The proposed 62,150-acre Tonka Timber Sale area is located on the Lindenberg Peninsula of Kupreanof Island.
Four alternatives are described in the Draft Environmental Impact Statement. In these alternatives the Forest Service would make available between 25.2 million and 53.4 million board feet of timber for harvest.
The preferred alternative designates approximately 39.6 million board feet for harvest on about 2,136 acres. It would require the construction of 1.7 miles of National Forest System roads and 7.6 miles of temporary roads. None of the alternatives require road construction in roadless areas.
Tongass timber industry has declined over the last few decades, most dramatically with the end of 50-year timber contracts and the closing of Southeast’s large pulp mills. The Tonka sale is seen as a balm for communities hit hard by the decline, according to a Forest Service press release.

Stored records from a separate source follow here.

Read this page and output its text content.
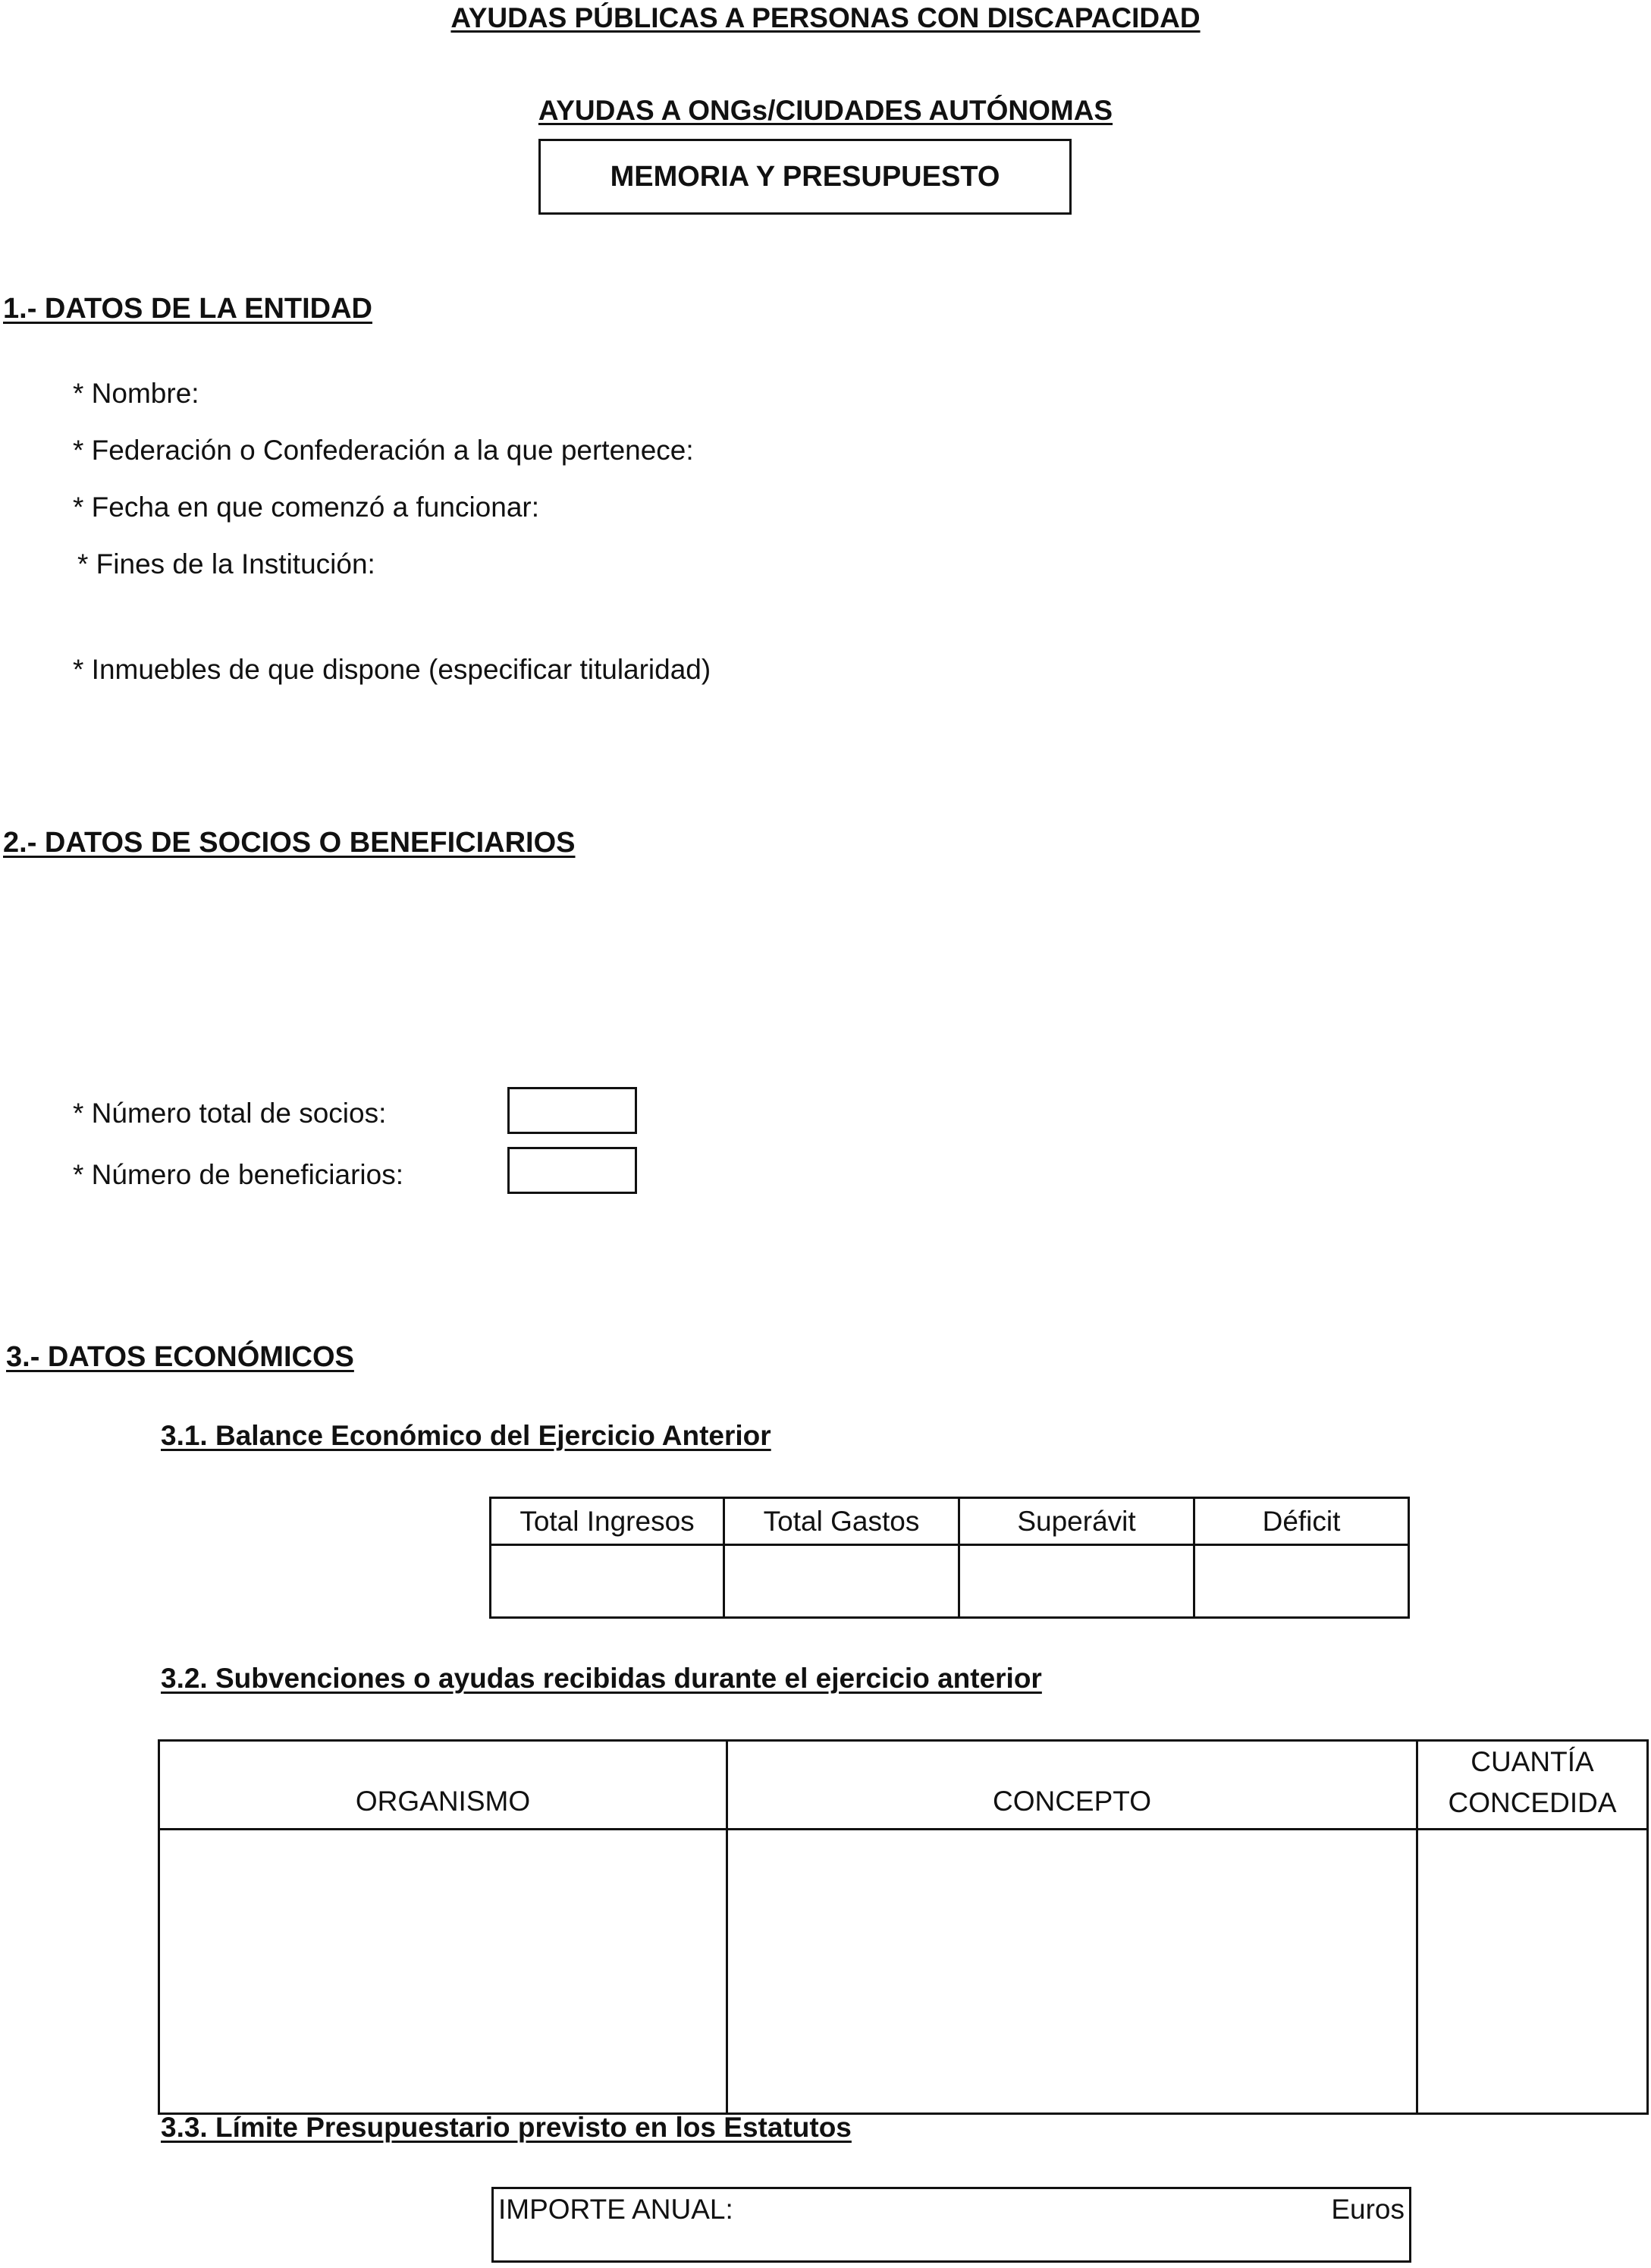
AYUDAS PÚBLICAS A PERSONAS CON DISCAPACIDAD
AYUDAS A ONGs/CIUDADES AUTÓNOMAS
MEMORIA Y PRESUPUESTO
1.- DATOS DE LA ENTIDAD
* Nombre:
* Federación o Confederación a la que pertenece:
* Fecha en que comenzó a funcionar:
* Fines de la Institución:
* Inmuebles de que dispone (especificar titularidad)
2.- DATOS DE SOCIOS O BENEFICIARIOS
* Número total de socios:
* Número de beneficiarios:
3.- DATOS ECONÓMICOS
3.1. Balance Económico del Ejercicio Anterior
Total Ingresos	Total Gastos	Superávit	Déficit

3.2. Subvenciones o ayudas recibidas durante el ejercicio anterior
ORGANISMO	CONCEPTO	CUANTÍA CONCEDIDA

3.3. Límite Presupuestario previsto en los Estatutos
IMPORTE ANUAL:	Euros
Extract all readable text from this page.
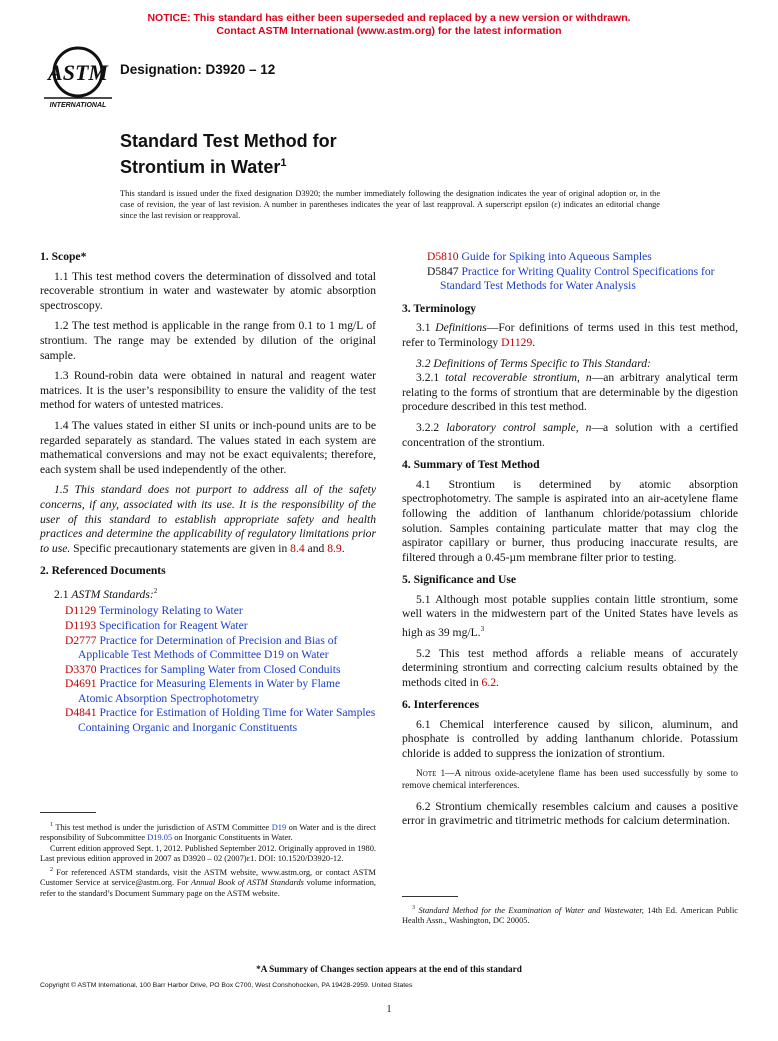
NOTICE: This standard has either been superseded and replaced by a new version or withdrawn.
Contact ASTM International (www.astm.org) for the latest information
ASTM
INTERNATIONAL
Designation: D3920 – 12
Standard Test Method for
Strontium in Water$^1$
This standard is issued under the fixed designation D3920; the number immediately following the designation indicates the year of original adoption or, in the case of revision, the year of last revision. A number in parentheses indicates the year of last reapproval. A superscript epsilon (ε) indicates an editorial change since the last revision or reapproval.
1. Scope*

1.1 This test method covers the determination of dissolved and total recoverable strontium in water and wastewater by atomic absorption spectroscopy.

1.2 The test method is applicable in the range from 0.1 to 1 mg/L of strontium. The range may be extended by dilution of the original sample.

1.3 Round-robin data were obtained in natural and reagent water matrices. It is the user’s responsibility to ensure the validity of the test method for waters of untested matrices.

1.4 The values stated in either SI units or inch-pound units are to be regarded separately as standard. The values stated in each system are mathematical conversions and may not be exact equivalents; therefore, each system shall be used independently of the other.

1.5 This standard does not purport to address all of the safety concerns, if any, associated with its use. It is the responsibility of the user of this standard to establish appropriate safety and health practices and determine the applicability of regulatory limitations prior to use. Specific precautionary statements are given in 8.4 and 8.9.

2. Referenced Documents

2.1 ASTM Standards:$^2$

D1129 Terminology Relating to Water

D1193 Specification for Reagent Water

D2777 Practice for Determination of Precision and Bias of Applicable Test Methods of Committee D19 on Water

D3370 Practices for Sampling Water from Closed Conduits

D4691 Practice for Measuring Elements in Water by Flame Atomic Absorption Spectrophotometry

D4841 Practice for Estimation of Holding Time for Water Samples Containing Organic and Inorganic Constituents

D5810 Guide for Spiking into Aqueous Samples

D5847 Practice for Writing Quality Control Specifications for Standard Test Methods for Water Analysis

3. Terminology

3.1 Definitions—For definitions of terms used in this test method, refer to Terminology D1129.

3.2 Definitions of Terms Specific to This Standard:

3.2.1 total recoverable strontium, n—an arbitrary analytical term relating to the forms of strontium that are determinable by the digestion procedure described in this test method.

3.2.2 laboratory control sample, n—a solution with a certified concentration of the strontium.

4. Summary of Test Method

4.1 Strontium is determined by atomic absorption spectrophotometry. The sample is aspirated into an air-acetylene flame following the addition of lanthanum chloride/potassium chloride solution. Samples containing particulate matter that may clog the aspirator capillary or burner, thus producing inaccurate results, are filtered through a 0.45-µm membrane filter prior to testing.

5. Significance and Use

5.1 Although most potable supplies contain little strontium, some well waters in the midwestern part of the United States have levels as high as 39 mg/L.$^3$

5.2 This test method affords a reliable means of accurately determining strontium and correcting calcium results obtained by the methods cited in 6.2.

6. Interferences

6.1 Chemical interference caused by silicon, aluminum, and phosphate is controlled by adding lanthanum chloride. Potassium chloride is added to suppress the ionization of strontium.

Note 1—A nitrous oxide-acetylene flame has been used successfully by some to remove chemical interferences.

6.2 Strontium chemically resembles calcium and causes a positive error in gravimetric and titrimetric methods for calcium determination.

$^1$ This test method is under the jurisdiction of ASTM Committee D19 on Water and is the direct responsibility of Subcommittee D19.05 on Inorganic Constituents in Water.

Current edition approved Sept. 1, 2012. Published September 2012. Originally approved in 1980. Last previous edition approved in 2007 as D3920 – 02 (2007)ε1. DOI: 10.1520/D3920-12.

$^2$ For referenced ASTM standards, visit the ASTM website, www.astm.org, or contact ASTM Customer Service at service@astm.org. For Annual Book of ASTM Standards volume information, refer to the standard’s Document Summary page on the ASTM website.

$^3$ Standard Method for the Examination of Water and Wastewater, 14th Ed. American Public Health Assn., Washington, DC 20005.

*A Summary of Changes section appears at the end of this standard
Copyright © ASTM International, 100 Barr Harbor Drive, PO Box C700, West Conshohocken, PA 19428-2959. United States
1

“We’re looking at potentially between 116 and 247 annual jobs supported by this timber sale,” said Forrest Cole, Tongass Forest Supervisor. “Tonka stands to keep local mills and timber operators in business for years to come.”
Larry Jackson owns Tongass Forest Enterprises, a small lumber mill near Ketchikan. He said he has tried to create a business that buys as many logs as possible from local logging operations.
“So every log I buy that isn’t exported is a win,” Jackson said. “We use a couple hundred thousand board feet a year. A very small amount compared to the Tonka sale,” he said.
Jackson said he is not opposed to a large sale like Tonka, “I just do not like large exports of logs,” he said.
Large harvests in the past have set up a pattern of round-log export, he said. Southeast Alaska had exported 23.7 million board feet of round logs from federal land in the first quarter of 2011.
Jackson said the typical argument is Southeast Alaska can’t have a timber industry because the region doesn’t have a stable timber supply.
“We need to create an industry that can use those logs. More supply isn’t going to create that industry,” he said.
Jackson said he would rather see a Southeast timber industry that replicates the value-added marketing commercial fishermen did with Wild Alaska Salmon.
The Forest Service has described the sale as a key project in its Transition Framework, a multi-agency United States Department of Agriculture effort “to diversify local economies,” according to Forest Cole, forest supervisor for the Tongass National Forest. The U.S. Forest Service Alaska Region web page describes the transition as helping “communities transition to a more diversified economy by providing jobs around renewable energy, forest restoration, timber, tourism, subsistence, and fisheries and mariculture.”
The Southeast Alaska Conservation Council supports the Forest Services Transition Framework, the transition from old growth logging to community-based second growth logging, said Bob Claus, SEACC Forest Program Director. However, he said, at first look the Tonka sale doesn’t seem to deal with transition.
The amount of timber in the Tonka sale would support local mills with timber for about 30 years of value-added work, Claus said, “which is good. I would much rather see that happen, than all the timber cut in a couple years and exported,” he said.
Claus said he believes the Tonka sale is business as usual. It’s a legacy sale, similar to Wrangell and Big Thorne timber sales, part of the planning process from before the Forest Service started working on the Transition Framework.
“[SEACC] would be interested to work with the Forest Service in a meaningful way to provide stewardship opportunities for this timber sale,” Clause said. “But to date we have not.”
The 45-calendar-day comment period begins the day after the publication of the Notice of Availability in the Federal Register. View the draft environmental impact statement at www.fs.fed.us.